Good Afternoon All! 

I have not filled out my profile yet as I am in urgent need of a potential answer. I have come into possesion of a Tajima TME-DC912 with FDD. I got the old disks with designs on them and they load to memory just fine. However, if I have new designs (DST) it will not read the disk. I have formated a floppy for Tajima and it still will not read it. What am I doing wrong or better yet, how do I write my embroidery file to disk so that this machine will read them to memory? 

Isn't the DST the native language for Tajima?

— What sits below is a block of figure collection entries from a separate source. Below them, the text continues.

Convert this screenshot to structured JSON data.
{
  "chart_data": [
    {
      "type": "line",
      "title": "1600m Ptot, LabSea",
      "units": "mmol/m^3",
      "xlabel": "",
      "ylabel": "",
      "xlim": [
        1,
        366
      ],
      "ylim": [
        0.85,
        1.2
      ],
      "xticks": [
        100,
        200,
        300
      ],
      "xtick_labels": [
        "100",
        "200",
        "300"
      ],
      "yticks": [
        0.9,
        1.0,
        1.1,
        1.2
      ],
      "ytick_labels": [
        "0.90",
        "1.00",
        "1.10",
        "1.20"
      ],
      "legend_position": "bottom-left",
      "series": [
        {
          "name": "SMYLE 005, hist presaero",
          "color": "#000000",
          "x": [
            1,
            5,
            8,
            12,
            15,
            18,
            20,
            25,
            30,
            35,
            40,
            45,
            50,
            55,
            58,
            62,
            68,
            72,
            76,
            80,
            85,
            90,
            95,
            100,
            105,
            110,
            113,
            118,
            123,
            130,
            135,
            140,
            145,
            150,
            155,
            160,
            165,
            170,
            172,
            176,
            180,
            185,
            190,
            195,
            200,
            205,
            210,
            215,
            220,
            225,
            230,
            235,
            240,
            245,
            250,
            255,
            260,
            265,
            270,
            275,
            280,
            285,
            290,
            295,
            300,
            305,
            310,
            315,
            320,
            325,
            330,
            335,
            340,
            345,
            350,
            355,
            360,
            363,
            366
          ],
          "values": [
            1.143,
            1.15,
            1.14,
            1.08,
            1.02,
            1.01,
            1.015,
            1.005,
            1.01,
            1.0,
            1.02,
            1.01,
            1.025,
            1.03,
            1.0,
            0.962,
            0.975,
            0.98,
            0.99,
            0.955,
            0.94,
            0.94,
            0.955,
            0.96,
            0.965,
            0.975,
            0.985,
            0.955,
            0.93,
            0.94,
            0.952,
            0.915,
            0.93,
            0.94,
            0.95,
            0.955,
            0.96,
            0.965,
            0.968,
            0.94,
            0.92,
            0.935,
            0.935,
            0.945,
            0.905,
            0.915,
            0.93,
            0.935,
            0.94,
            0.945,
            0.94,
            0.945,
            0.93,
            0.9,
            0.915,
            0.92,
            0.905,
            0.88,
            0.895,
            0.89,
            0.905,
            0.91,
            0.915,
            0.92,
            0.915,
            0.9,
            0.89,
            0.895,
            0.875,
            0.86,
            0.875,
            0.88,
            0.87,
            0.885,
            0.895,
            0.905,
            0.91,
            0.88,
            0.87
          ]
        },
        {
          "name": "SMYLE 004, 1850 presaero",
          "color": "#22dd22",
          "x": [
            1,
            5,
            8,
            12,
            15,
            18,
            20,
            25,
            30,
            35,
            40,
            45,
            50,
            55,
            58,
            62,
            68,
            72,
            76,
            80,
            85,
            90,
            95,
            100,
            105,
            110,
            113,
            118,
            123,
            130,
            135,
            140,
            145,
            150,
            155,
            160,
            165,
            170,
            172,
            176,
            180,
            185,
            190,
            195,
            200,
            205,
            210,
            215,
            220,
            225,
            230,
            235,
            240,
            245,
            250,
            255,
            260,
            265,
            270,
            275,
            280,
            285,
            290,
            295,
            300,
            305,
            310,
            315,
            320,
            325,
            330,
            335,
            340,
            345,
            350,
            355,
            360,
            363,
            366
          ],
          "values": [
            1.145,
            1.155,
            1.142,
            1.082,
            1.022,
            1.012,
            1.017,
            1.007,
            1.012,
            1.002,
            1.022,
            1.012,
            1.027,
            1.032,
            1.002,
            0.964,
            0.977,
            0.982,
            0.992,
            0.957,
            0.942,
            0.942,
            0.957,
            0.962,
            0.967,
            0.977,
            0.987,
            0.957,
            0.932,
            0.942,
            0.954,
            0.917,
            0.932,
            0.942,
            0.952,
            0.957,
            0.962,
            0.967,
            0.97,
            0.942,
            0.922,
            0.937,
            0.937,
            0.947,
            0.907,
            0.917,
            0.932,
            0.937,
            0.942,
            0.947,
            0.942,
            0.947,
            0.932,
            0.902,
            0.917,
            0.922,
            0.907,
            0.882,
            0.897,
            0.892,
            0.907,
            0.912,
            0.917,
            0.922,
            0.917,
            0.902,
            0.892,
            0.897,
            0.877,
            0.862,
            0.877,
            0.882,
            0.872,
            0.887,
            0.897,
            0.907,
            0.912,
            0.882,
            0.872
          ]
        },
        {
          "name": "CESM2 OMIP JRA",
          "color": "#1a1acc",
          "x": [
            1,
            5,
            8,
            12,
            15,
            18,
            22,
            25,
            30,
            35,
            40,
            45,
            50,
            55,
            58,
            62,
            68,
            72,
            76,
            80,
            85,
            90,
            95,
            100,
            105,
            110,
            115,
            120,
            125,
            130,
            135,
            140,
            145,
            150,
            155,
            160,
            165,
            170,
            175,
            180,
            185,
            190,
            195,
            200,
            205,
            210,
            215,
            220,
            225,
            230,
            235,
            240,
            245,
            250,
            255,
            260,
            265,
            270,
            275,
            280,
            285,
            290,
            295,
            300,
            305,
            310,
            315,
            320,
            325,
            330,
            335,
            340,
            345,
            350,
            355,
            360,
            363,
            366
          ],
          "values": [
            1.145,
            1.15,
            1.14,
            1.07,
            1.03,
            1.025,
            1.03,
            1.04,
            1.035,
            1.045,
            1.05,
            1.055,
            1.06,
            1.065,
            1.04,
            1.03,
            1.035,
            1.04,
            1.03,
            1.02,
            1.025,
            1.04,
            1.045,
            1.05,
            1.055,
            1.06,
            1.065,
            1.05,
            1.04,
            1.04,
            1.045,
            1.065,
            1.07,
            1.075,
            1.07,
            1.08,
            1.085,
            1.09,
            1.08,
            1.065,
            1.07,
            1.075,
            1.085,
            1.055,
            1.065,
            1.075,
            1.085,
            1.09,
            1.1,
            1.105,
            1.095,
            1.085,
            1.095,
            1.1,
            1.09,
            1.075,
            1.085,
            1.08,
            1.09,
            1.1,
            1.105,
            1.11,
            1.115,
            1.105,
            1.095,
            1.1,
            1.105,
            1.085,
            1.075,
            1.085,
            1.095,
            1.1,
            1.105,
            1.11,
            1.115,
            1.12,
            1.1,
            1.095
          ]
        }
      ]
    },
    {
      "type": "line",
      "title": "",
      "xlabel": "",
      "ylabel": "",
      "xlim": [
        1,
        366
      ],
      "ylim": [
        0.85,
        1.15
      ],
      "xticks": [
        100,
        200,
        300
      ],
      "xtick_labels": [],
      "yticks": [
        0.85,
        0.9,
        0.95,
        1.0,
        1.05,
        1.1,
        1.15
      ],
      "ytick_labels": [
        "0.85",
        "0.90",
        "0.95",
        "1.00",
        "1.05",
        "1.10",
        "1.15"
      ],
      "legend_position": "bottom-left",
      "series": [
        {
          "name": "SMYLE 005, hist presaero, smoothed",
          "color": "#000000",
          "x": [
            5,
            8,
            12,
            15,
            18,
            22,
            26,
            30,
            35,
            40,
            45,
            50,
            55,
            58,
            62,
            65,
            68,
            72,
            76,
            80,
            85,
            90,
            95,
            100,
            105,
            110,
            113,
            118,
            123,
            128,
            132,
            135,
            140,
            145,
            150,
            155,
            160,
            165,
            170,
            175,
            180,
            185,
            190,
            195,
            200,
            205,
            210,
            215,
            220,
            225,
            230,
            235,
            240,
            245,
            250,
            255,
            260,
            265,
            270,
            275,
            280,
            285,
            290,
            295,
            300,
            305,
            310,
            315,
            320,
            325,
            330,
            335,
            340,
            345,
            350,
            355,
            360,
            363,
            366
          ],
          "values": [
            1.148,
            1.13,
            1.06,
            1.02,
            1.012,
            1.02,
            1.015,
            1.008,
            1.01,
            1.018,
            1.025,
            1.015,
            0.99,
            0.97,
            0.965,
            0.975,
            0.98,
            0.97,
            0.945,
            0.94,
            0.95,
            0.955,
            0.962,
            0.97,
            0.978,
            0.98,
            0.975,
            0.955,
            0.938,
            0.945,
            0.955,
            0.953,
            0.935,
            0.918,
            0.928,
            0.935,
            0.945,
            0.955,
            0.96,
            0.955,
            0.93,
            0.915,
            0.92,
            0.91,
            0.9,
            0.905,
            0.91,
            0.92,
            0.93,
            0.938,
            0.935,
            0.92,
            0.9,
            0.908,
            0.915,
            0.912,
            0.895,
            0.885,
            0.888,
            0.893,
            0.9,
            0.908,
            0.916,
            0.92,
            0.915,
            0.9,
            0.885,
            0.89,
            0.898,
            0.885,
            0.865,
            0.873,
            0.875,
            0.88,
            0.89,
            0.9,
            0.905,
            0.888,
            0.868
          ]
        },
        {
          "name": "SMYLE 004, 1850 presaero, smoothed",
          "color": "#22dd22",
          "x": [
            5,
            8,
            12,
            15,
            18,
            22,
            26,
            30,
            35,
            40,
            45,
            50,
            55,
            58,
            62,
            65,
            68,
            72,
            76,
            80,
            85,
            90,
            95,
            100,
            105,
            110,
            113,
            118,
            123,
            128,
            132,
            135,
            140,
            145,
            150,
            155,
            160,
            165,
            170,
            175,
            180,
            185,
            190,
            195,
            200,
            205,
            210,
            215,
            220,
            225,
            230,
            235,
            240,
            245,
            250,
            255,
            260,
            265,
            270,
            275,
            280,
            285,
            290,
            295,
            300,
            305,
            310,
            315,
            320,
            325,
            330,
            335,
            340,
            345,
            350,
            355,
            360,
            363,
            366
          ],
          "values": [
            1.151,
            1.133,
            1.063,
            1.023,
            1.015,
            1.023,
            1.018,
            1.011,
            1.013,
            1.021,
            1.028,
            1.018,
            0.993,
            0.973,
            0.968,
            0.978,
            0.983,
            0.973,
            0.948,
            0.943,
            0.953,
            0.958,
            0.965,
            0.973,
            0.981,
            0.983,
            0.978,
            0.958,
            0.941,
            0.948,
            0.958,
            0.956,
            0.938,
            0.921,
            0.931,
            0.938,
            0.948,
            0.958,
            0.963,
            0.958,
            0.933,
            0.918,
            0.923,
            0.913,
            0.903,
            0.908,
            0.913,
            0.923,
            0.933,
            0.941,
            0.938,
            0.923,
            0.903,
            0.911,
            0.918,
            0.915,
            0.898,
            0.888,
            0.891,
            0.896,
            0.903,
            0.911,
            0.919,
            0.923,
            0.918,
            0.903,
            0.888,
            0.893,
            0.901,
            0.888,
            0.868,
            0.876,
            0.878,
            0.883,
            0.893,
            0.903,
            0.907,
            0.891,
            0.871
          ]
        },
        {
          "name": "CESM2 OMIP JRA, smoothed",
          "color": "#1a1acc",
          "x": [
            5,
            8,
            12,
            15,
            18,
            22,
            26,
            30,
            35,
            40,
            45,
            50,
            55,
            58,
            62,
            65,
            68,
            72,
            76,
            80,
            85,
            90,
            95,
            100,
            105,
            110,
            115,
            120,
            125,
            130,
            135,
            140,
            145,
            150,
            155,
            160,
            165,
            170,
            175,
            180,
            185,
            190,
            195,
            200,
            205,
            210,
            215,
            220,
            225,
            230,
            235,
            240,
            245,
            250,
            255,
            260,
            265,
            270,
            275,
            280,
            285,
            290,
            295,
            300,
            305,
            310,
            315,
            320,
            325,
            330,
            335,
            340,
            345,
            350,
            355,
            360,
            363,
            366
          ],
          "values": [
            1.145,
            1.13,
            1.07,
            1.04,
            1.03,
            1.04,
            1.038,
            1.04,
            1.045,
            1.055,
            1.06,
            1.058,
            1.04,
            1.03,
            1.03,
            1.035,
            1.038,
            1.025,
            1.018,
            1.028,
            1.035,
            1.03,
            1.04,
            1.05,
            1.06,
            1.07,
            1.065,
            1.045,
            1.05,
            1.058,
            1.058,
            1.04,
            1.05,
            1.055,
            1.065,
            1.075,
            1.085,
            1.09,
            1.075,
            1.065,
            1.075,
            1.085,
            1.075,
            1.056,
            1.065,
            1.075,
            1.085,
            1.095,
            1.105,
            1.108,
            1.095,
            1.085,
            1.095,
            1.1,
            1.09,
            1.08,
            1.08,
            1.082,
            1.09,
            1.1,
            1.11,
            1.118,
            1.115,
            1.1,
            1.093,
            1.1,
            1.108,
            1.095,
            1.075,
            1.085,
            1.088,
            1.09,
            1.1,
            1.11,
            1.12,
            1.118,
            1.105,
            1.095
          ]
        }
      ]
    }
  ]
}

Any help will be GREATLY appreciated! 

Thank you! 

Katrina Naumann


----------



## DaveW (May 24, 2008)

AFAIK, all Tajima's read DST, but I am far from an expert.

However, I do have an older machine with FDD. It will only read Double Density 720K disks, not the 1.44mb ones. It will not read a disk formatted by a 1.44mb drive (even if it is trying to set it up as a 720k)

It will read designs written to the disk by the newer drive with no problem.

So basically, you need to find some DS/DD 720K floppies and use those (and don't format them)

HTH,

DaveW


----------



## emb4619 (Oct 24, 2012)

Thank you for the response! I figured out it was DD versues HD. I have used HD on my Barudan since '99 and have not had issues with them. As a matter of fact, that's what they needed to be! 

Good thing I have a boat load of DD disks that came with the machine!


----------